Harryboy also makes the mistake of inviting Vic and Evelyn out to supper one night – “I may be economical here, you know, but up West I live.” This impression of wealth will later cause Harryboy problems, but rather than originating simply from a need to show off (as well as convince himself his lifestyle is a choice), there is also a sense he wants to treat others well. When Evelyn asks him about entertaining Gregory:
“I heard myself saying, ‘I don’t mind.’”
Similarly, when he meets Vic at the library, recognising “a hunger in his eyes for someone to talk to”-
“I spoke to discourage him. I didn’t want him falling on my neck.”
Yet moments later, he is repeating the invitation – “Words come out of my mouth. Where do they come from?” Harryboy is naturally kind but works hard to restrain those feelings. He describes his parents as “full of real charity, which means goodness and a cheerful heart.” But perhaps the most significant event in his past is the French woman, Nicole, he left behind in Paris just as war was declared:
“What could I have done? Did I know she was pregnant when I left her?”
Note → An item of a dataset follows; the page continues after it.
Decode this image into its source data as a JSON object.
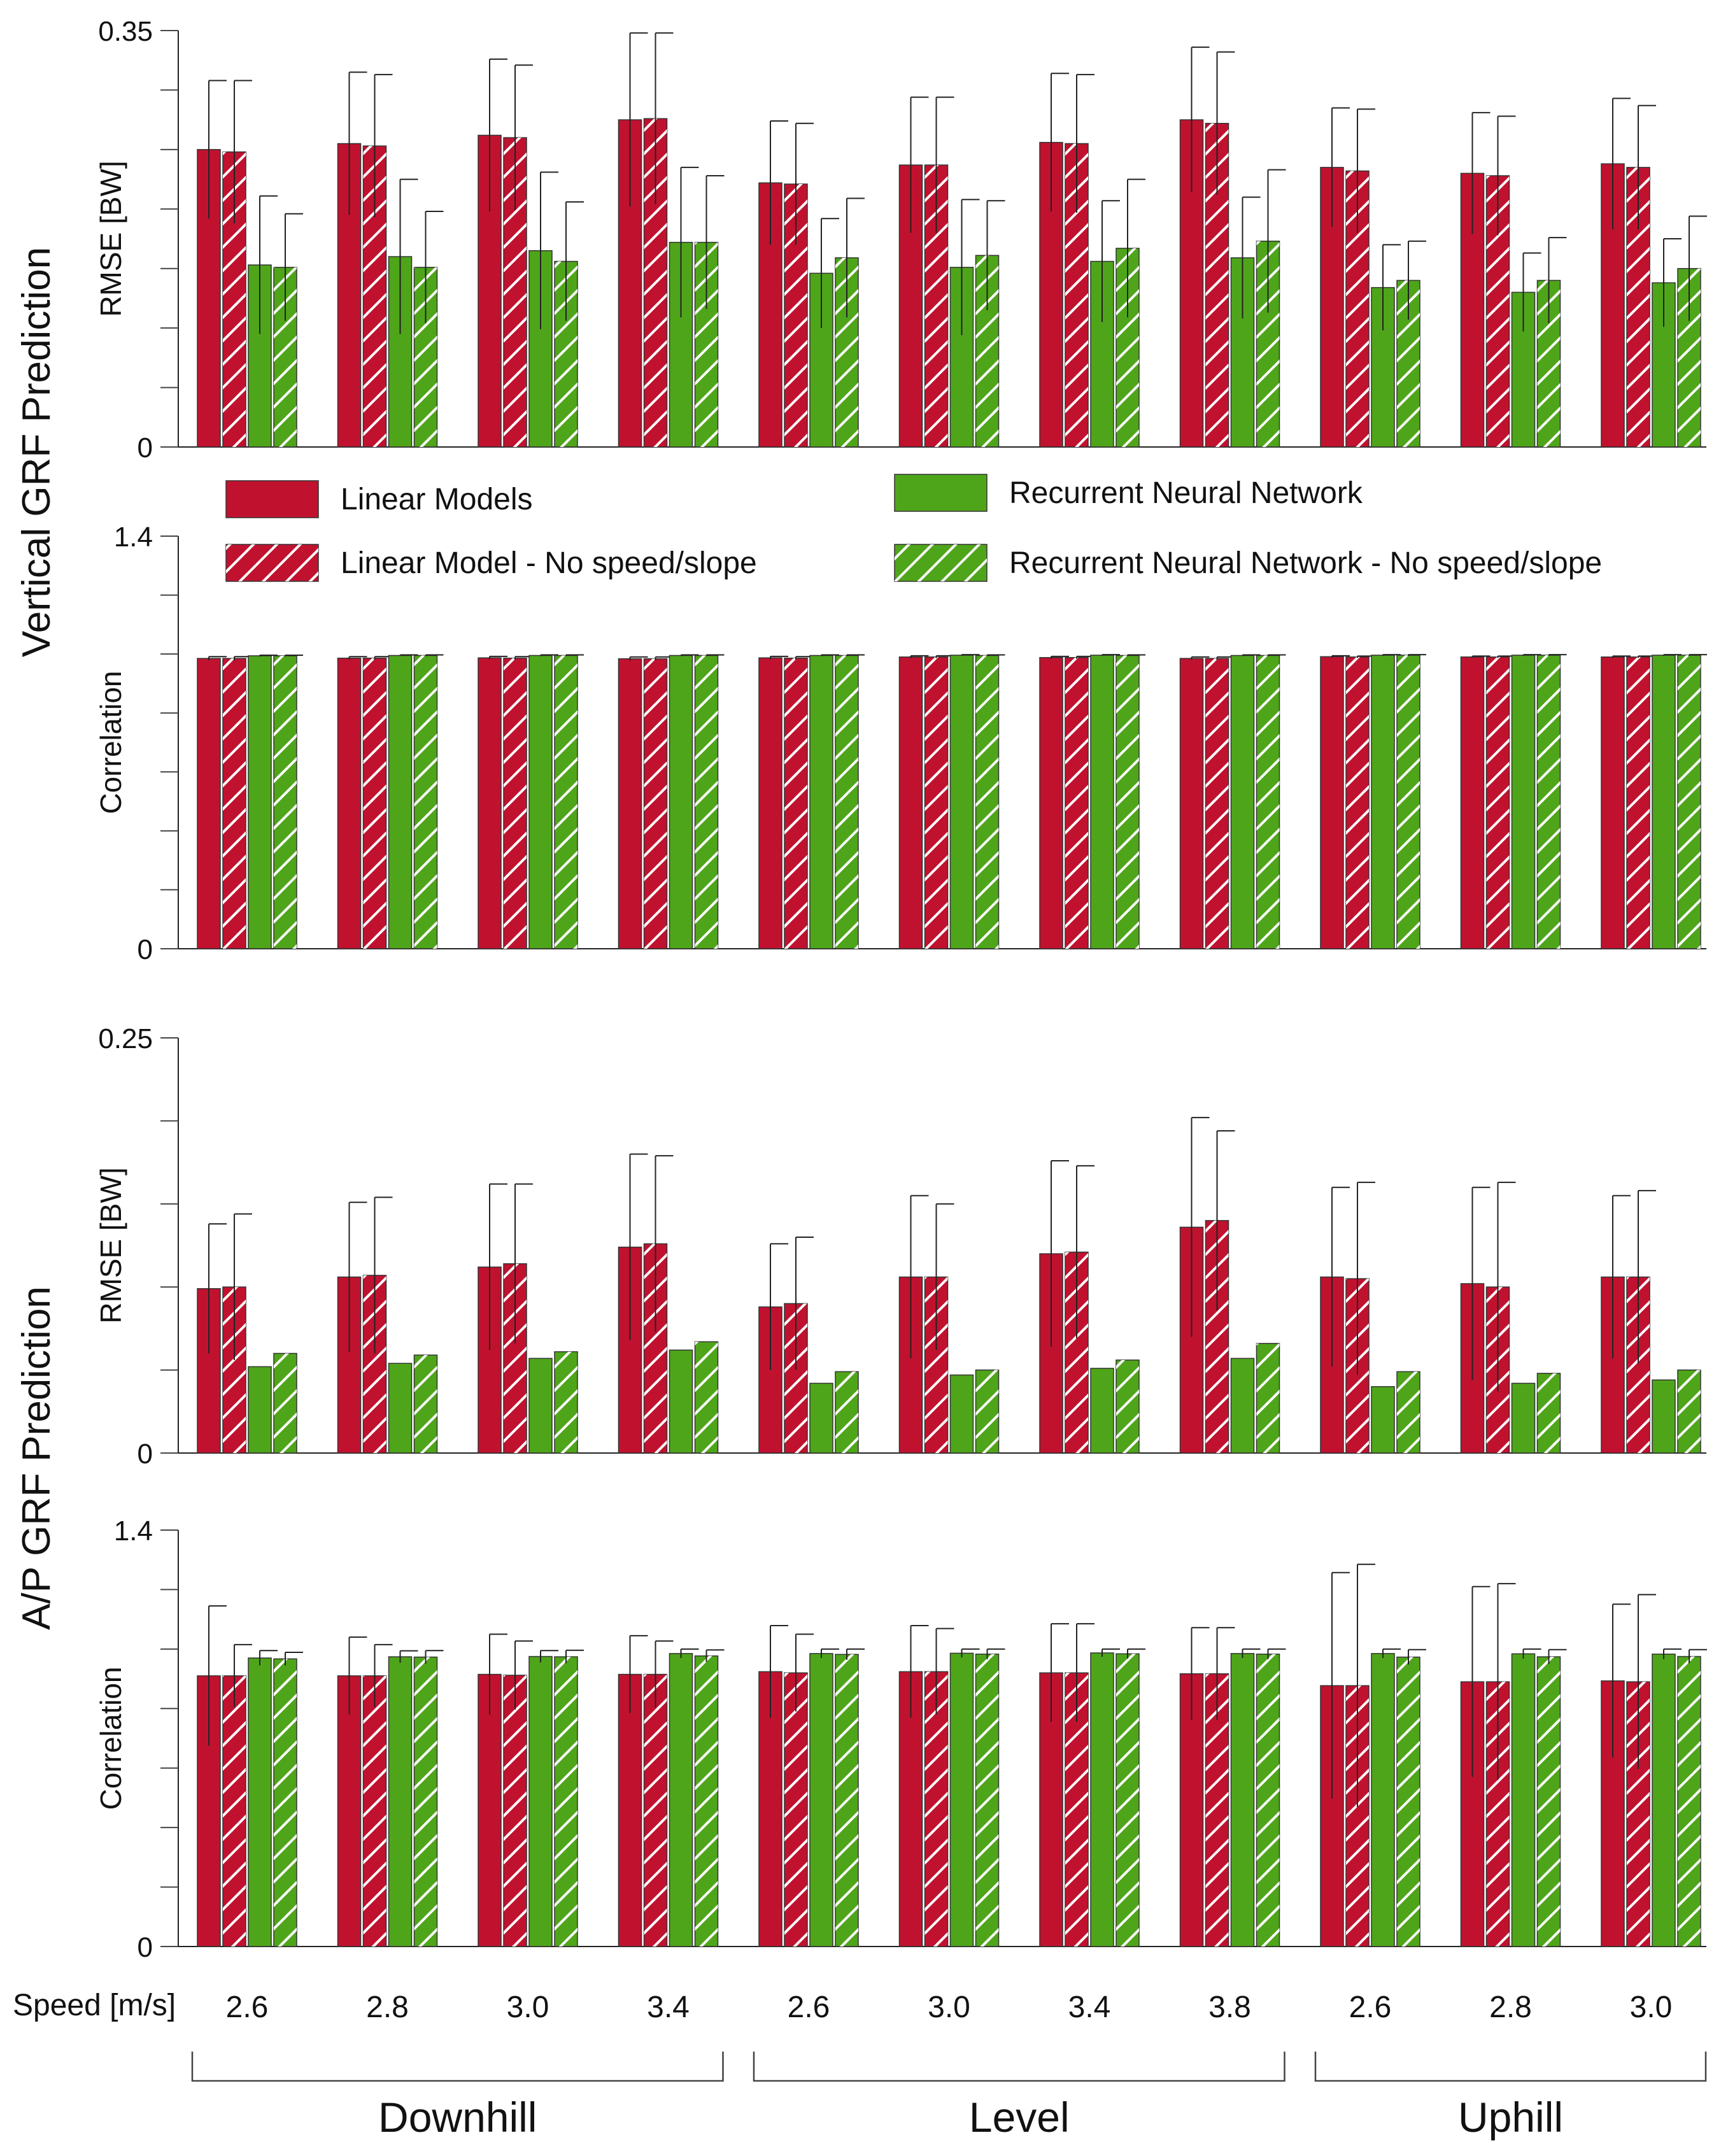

Nicole, like Harryboy is Jewish, and every so often he thinks about his child and what might have happened. It is this that lies at the heart of his relationship with Gregory – in fact at one point he will claim to be his father. It is also in abandoning Nicole that he feels himself to be a lowlife, deserving of no better than leaving his life to chance, as he did with hers.
The Lowlife well deserves it perpetual rediscovery. It is not only London that feels present and alive but the characters too, and the relationship between Harryboy and Gregory in particular is finely drawn. Readers can only be rewarded each time it is returned to print.